Jack climbed out of the tub, registering dispassionately the muscles that ached, the ones that felt least responsive. Weaknesses he could not afford, gaps in his training to be worked on. Tomorrow h
e wanted to ride, if Eva was up to it. Two of their pursuers were dead, he had made sure of that. But there remained de Presteigne—wounded certainly, and if alive no doubt as furious as a scalded cat—and the soldier who had fallen in the river who might have been able to swim.

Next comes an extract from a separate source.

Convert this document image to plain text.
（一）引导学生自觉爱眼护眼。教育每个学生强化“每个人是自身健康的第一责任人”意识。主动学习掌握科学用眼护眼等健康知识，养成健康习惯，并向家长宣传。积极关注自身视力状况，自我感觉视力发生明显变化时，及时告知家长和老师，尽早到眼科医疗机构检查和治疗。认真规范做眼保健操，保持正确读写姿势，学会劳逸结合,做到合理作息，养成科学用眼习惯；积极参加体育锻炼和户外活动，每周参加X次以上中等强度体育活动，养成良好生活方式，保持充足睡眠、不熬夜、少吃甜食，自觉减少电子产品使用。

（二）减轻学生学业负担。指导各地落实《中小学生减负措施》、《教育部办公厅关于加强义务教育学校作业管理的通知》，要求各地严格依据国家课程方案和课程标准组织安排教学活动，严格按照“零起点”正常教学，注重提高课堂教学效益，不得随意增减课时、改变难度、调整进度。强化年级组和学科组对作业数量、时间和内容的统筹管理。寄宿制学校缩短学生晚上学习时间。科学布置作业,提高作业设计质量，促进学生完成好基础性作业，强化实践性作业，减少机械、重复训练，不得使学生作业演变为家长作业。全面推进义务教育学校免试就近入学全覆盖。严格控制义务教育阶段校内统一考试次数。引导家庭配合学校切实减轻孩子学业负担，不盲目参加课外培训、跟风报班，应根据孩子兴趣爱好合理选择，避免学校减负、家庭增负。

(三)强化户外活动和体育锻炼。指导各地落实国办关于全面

Pursuit was either still on their heels, or as far away as Prince Antoine, waiting impatiently in the brooding castle of Maubourg for news of the hunt. Ahead was safety. He rested one foot on the edge of the tub as he scrubbed the leg dry and reconsidered that thought. Safety unless Antoine had had the sense to send agents on ahead of de Presteigne in the hope that the colonel would act as the ferret down the rabbit hole and drive them headlong into his hands.
Without ever having met Eva’s brother-in-law, Jack felt a deep dislike of the man, a traitor both to his own family and his country and the attempted murderer of his nephew and the boy’s mother. But that did not make him a fool, and to misjudge him could be fatal.
Dry and warm at last, he padded over to the bedside and looked down at Eva. The thick plait had come loose from his inexpert attempt at pinning it up and lay on the covers, making her look heart-wrenchingly young. He thought about just falling into bed, then spent several minutes extricating the long bolster without waking her, and setting it down the middle of the bed. He might be resolved now to fight her sensual spell, but he would not have wagered so much as a groat on his body paying any heed to that if he touched her as he slept.
The soft mattress took him like a cloud as he finally slid between the sheets and sleep swept over him even before he could pull the covers up to his shoulders.
The tattoo of knocking on the bedchamber door had Jack out of bed with his pistol in his hand before he was even conscious of moving. The sun was streaming in through the window, the old clock in the corner registering eight. He took a steadying breath and called, ‘Oui?’
‘C’est Henri, monsieur.’ It must be, no one could imitate the groom’s atrocious accent.